Francia, primer productor comunitario de trigo, anticipa menores rendimientos por el calor, y Alemania da por perdida en torno a un 7% de su cosecha. En este sentido, la sequía ya ha costado a los agricultores alemanes más de 600 millones de euros y casi tres cuartas partes de Inglaterra declaradas en situación de «sequía repentina». Australia, otro gran exportador, sembró menos superficie por el elevado coste de los fertilizantes derivado del cierre del estrecho de Ormuz.

Al otro lado del Atlántico, Estados Unidos afronta su peor cosecha de trigo desde 1970, lastrada por una sequía severa en las Grandes Llanuras. El trigo blando estadounidense se ha encarecido casi un 25% en los primeros siete meses del año, y el trigo duro, todavía más.

El enorme peso político del pan

Pocas cosas pesan tanto en política como el precio del pan. La FAO situó el trigo en julio en su nivel más alto en tres años y advierte de nuevas subidas en los próximos meses, en un mercado que vigila cada movimiento en el mar Negro.

El golpe llegará por fases no sólo para el mercado de cereales: primero afectará a la fruta y a la verdura antes de que acabe el año; el pan, la pasta y otros procesados, previsiblemente entre febrero y mayo de 2027. El encarecimiento del diésel, un 36% más caro en julio, y de los fertilizantes, un 22% este año, agrava la factura del campo.

Los países importadores netos quedan atrapados: sus gobiernos deben comprar caro y luego subvencionar para que la barra siga siendo asequible. Egipto lo intenta pagando más a sus agricultores, pero, paradójicamente, no tiene agua suficiente para producir lo que necesita.

cosechadora
Cosechadora recogiendo el cereal en Ucrania. (Foto: Europa Press).

Una tormenta que se retroalimenta

El riesgo, avisan los economistas, es que las distintas fuentes de incertidumbre empiecen a amplificarse entre sí. Una combinación de efectos de El Niño, restricciones a la exportación en el mar Negro y nuevas interrupciones en rutas marítimas clave tendría consecuencias mucho más allá del trigo.

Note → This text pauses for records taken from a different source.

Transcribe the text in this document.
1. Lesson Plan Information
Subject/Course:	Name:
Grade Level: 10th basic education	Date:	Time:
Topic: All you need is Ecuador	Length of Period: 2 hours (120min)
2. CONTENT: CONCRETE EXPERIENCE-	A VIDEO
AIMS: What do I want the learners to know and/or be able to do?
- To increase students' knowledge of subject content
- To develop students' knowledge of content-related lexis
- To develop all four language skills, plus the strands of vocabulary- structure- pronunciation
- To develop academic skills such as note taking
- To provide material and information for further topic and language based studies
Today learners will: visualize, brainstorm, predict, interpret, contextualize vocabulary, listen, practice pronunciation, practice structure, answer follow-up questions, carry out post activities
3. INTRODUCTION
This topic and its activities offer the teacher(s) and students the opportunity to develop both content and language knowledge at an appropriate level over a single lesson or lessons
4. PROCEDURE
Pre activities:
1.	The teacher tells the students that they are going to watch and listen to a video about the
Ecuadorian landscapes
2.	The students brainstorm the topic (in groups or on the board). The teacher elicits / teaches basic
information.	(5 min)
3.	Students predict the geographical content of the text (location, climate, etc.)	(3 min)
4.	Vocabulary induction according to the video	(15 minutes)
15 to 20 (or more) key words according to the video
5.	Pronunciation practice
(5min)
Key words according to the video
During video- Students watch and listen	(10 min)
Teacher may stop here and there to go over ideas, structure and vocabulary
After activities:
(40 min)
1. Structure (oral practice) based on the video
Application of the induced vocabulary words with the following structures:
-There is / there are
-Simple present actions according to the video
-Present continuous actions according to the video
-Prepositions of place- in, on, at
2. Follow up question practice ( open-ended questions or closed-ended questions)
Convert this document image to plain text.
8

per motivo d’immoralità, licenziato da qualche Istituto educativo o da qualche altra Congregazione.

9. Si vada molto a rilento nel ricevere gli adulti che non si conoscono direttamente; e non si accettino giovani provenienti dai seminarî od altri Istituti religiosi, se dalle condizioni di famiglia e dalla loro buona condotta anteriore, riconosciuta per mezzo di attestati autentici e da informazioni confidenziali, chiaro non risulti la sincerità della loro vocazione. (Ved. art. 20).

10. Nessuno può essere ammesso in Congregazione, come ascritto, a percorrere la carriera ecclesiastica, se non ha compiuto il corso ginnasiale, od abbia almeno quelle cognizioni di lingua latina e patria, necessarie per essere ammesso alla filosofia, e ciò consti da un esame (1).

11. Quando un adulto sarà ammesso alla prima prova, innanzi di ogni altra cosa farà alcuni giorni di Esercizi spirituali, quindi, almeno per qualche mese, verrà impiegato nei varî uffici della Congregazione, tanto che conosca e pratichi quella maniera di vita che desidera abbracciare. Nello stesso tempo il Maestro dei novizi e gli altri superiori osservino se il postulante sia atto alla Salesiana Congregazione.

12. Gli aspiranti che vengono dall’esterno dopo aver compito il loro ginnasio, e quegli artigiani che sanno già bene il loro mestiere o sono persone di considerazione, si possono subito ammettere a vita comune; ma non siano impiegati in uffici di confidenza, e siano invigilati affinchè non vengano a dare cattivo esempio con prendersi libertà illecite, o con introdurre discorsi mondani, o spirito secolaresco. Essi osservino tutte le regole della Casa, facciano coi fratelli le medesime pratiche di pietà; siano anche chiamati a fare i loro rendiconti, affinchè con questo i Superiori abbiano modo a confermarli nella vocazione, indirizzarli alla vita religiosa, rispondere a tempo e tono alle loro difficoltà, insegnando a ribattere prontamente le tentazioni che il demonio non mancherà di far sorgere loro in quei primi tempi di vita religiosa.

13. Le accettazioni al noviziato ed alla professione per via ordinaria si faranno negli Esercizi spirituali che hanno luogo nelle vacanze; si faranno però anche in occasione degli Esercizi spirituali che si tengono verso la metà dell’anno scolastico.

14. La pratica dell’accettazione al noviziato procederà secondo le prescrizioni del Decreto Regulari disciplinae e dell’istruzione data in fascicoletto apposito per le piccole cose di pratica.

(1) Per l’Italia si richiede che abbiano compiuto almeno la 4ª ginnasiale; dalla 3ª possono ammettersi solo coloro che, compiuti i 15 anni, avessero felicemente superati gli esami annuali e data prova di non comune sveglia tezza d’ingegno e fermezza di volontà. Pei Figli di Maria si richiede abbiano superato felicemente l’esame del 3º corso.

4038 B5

El grano ronda ya su nivel más alto en dos años, cerca de los siete dólares por bushel que tocó a finales de julio. Los cereales pesan una cuarta parte del índice mundial de precios de los alimentos, aunque la subida prevista para 2026 sigue por debajo del 14,2% que se disparó en 2022.

El alcance es global. Ese mismo El Niño amenaza cosechas mucho más allá de Europa, en países como Etiopía o Guatemala, donde millones de pequeños agricultores viven de lo que cultivan. El Programa Mundial de Alimentos teme que crezca el número de personas sin comida asegurada.

La guerra, en un segundo plano

De fondo, sin desaparecer, sigue la guerra. Rusia y Ucrania suman casi un tercio del trigo que se consume en el mundo, y sus envíos han vuelto a paralizarse justo cuando arrancaba la temporada de cosecha, como ya ocurriera en los primeros compases del conflicto.

Ambos países han intensificado sus ataques contra terminales y buques cerealeros en el mar Negro; las de Novorossiysk suspendieron operaciones tras un ataque con drones. Los golpes a puertos y barcos podrían afectar a 86 millones de toneladas de capacidad anual.

A ello se suman los ataques hutíes en el mar Rojo, que desvían los cargueros por la ruta más larga de Sudáfrica, y los aranceles de Trump, que han empujado a economías como Bangladesh a comprar trigo estadounidense a precios anormalmente altos pese a la mala cosecha.

Una llamada de atención

Entre tantos datos negativos, hay uno positivo: 2025 dejó una cosecha récord y los silos de agricultores, comerciantes y gobiernos aún guardan reservas. Pero el aviso, coinciden los expertos, es claro: el mundo depende de un puñado de países productores y de que todo salga bien a la vez.

«El sistema actual depende de tres cosas: un comercio fluido, energía barata y un clima estable», resume Evan Fraser, de la Universidad de Guelph, en el análisis publicado por The New York Times. «Hoy, parece que ninguna de esas condiciones se cumple», sentencia Fraser.